If when someone dies, they simply live on in another form and are taken to another place, why is it that will all of these people who were dead and then resurrected, that no one has shared their experience of being taken somewhere? if Lazarus would have shared where he was taken for the 3 - 4 days after his death that would really clear up the confusion of what happens after death.
Or is it that death is really death so the dead have nothing to report after they have been resurrected?
Look out for YouTube videos concerning people who have had Near Death experiences. The really fascinating ones are not as numerous as the rest of them, but there seem to be relatively few that are fraudulent, or perhaps, not of God. Let me know If you would like some recommendations.
The NDEers who tell their story come from all walks of life, including doctors, even a neurosurgeon. In the best of them, their body-language, often accompanied by tears, is the most impressive testimony to their veracity. Atheists attribute them to dreams, hallucinations, lack of oxygen, etc - all piffle. Decades later, they will remember every detail as if they had occurred the day before. Often their cure was miraculous, inexplicable in terms of modern medical science. With my 'banana-skin' sense of humour, as my wife called it, one of the high points for me is always when they are told, usually by Jesus, that they have to go back, as it is not yet their time ; and they either point-blank refuse at first, or protest vehemently. Jesus is very persuasive, however, and always wins.
Speaking to Martha, Jesus put it this way : “I am the resurrection and the life.
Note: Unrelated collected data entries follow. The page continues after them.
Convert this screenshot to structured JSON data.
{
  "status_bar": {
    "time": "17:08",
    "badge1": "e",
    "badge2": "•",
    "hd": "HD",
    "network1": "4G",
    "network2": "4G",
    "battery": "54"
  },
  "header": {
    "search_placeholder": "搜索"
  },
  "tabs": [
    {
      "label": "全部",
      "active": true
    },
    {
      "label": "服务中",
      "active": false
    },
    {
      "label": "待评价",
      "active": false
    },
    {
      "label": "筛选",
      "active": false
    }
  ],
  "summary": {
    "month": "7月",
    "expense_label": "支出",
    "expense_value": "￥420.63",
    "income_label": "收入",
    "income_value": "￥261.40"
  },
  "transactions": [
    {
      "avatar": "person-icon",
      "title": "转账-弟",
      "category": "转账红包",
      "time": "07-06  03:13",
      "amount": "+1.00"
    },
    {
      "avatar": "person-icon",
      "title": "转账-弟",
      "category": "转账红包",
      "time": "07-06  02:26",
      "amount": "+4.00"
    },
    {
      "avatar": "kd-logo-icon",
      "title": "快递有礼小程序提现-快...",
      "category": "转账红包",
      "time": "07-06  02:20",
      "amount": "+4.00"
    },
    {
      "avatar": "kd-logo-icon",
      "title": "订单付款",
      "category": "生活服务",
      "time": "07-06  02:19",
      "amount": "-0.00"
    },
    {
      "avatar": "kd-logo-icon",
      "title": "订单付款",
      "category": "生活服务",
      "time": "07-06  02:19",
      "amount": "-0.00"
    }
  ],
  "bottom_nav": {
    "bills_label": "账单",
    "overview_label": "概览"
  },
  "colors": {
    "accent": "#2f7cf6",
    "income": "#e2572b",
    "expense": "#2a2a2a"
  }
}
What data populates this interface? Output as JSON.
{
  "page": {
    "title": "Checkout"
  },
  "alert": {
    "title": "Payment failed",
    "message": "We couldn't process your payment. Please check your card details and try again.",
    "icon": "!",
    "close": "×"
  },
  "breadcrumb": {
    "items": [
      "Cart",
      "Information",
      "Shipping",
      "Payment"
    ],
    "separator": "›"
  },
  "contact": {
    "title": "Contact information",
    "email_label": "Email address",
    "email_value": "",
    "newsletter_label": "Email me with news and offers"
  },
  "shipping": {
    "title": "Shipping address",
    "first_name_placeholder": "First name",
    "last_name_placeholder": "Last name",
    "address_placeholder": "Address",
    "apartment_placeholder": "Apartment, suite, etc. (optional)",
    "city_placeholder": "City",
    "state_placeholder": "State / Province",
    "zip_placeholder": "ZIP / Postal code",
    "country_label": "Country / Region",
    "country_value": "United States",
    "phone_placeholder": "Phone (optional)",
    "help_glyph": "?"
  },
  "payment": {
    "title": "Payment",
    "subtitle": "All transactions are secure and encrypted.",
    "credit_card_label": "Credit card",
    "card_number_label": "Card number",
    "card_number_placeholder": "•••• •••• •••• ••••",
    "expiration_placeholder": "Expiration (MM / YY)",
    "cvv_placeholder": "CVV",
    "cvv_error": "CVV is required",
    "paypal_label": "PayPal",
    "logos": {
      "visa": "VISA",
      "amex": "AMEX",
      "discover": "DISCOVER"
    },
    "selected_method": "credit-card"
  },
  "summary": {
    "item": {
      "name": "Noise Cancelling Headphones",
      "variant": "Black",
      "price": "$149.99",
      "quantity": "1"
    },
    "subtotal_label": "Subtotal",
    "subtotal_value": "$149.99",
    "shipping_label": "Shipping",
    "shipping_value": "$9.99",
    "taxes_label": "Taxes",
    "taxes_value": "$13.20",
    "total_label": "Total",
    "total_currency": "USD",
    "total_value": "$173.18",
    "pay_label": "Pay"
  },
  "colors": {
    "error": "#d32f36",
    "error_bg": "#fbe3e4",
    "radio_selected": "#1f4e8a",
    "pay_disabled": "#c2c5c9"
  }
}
Whoever believes in me, though he die, yet shall he live, and everyone who lives and believes in me shall never die.'
The meaning seems to be that, in line with the experiences of NDE'ers, the body dies, but the soul, remaining very much alive, leaves it, without the person realising at first what has happened ; even sometimes looking at their body from a vantage point close to the ceiling and wondering whose body it is.
Catholics believe that most of us are unlikely to go straight to heaven, but will need to be 'cleansed as if by fire,' as Jesus spoke of in the Gospel, in a place that we call Purgatory, which extends from close to hell to the paradise promised to the Good Thief by Jesus from his cross, that very day upon his death. It will be a place where they will be filled of the love of God, but will suffer from a deep remorse for their sins, and will long to be with Him. I'm not sure where the two Judgments come in, but others will surely know. One must be the initial encounter of the chiildren of light with Jesus, when they are said to see a kind of video of their life and are able to get a better understanding of the knock-on effects of their sins causing suffering to others, but also the good acts they had done.